The GMC has now released this new guide to sanctions, which goes a long way to make it draconian to say the least.  There is nothing in the document to safe guard doctors against incompetent assessment.  We have seen that any doctor referred to the FTP is more often than not treated as guilty unless proven otherwise.  In a court of law, the accused is treated as innocent until proven guilty.  I would not be surprised if the statistics of deaths and morbidity among doctors referred to the FTP will increase due to the new sanctions guide.

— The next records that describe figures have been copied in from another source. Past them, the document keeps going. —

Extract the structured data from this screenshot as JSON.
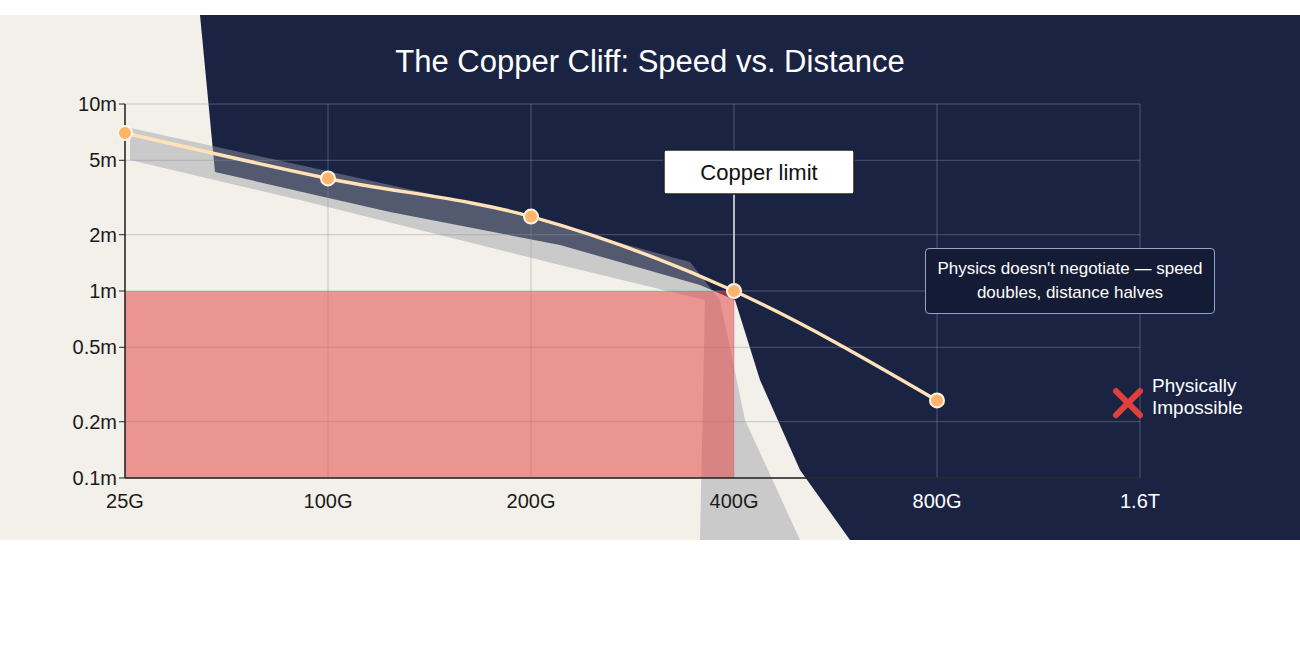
{
  "chart_data": {
    "type": "line",
    "title": "The Copper Cliff: Speed vs. Distance",
    "categories": [
      "25G",
      "100G",
      "200G",
      "400G",
      "800G",
      "1.6T"
    ],
    "values": [
      7,
      4,
      2.5,
      1,
      0.26,
      null
    ],
    "color": "#ffe2b8",
    "marker": "circle",
    "log": "y",
    "ylim": [
      0.1,
      10
    ],
    "yticks": [
      {
        "value": 0.1,
        "label": "0.1m"
      },
      {
        "value": 0.2,
        "label": "0.2m"
      },
      {
        "value": 0.5,
        "label": "0.5m"
      },
      {
        "value": 1,
        "label": "1m"
      },
      {
        "value": 2,
        "label": "2m"
      },
      {
        "value": 5,
        "label": "5m"
      },
      {
        "value": 10,
        "label": "10m"
      }
    ],
    "grid": true,
    "highlight": {
      "y": [
        0.1,
        1
      ],
      "x_to": "400G",
      "color": "#e34b4b"
    },
    "annotations": [
      {
        "text": "Copper limit",
        "x": "400G"
      },
      {
        "text": "Physics doesn't negotiate — speed doubles, distance halves"
      },
      {
        "text": "Physically Impossible",
        "x": "1.6T"
      }
    ]
  }
}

Changes to our sanctions guidance

Reviewing how we deal with concerns about doctors:

A public consultation on changes to our sanctions guidance and on the role of apologies and warnings

 

Our proposed changes guide panels to:

  1. Take appropriate action to protect the public interest without being influenced by the personal consequences for the doctor.
  2. Take action in all cases where a doctor’s fitness to practise is impaired, unless there are exceptional circumstances which meet a specific definition.
  3. Take appropriate action to maintain public confidence in doctors even when a doctor has remediated.
  4. Consider more serious action where cases involve a failure to raise concerns, failure to work collaboratively, discrimination or abuse of professional position involving predatory behaviour.
  5. Consider the factors that may lead to more serious action where specific issues arise in a doctor’s personal life, which undermine confidence in doctors (e.g. criminal or civil proceedings).
  6. Consider specific aggravating and mitigating factors when deciding on the action to take in cases involving addiction or misuse of alcohol or drugs.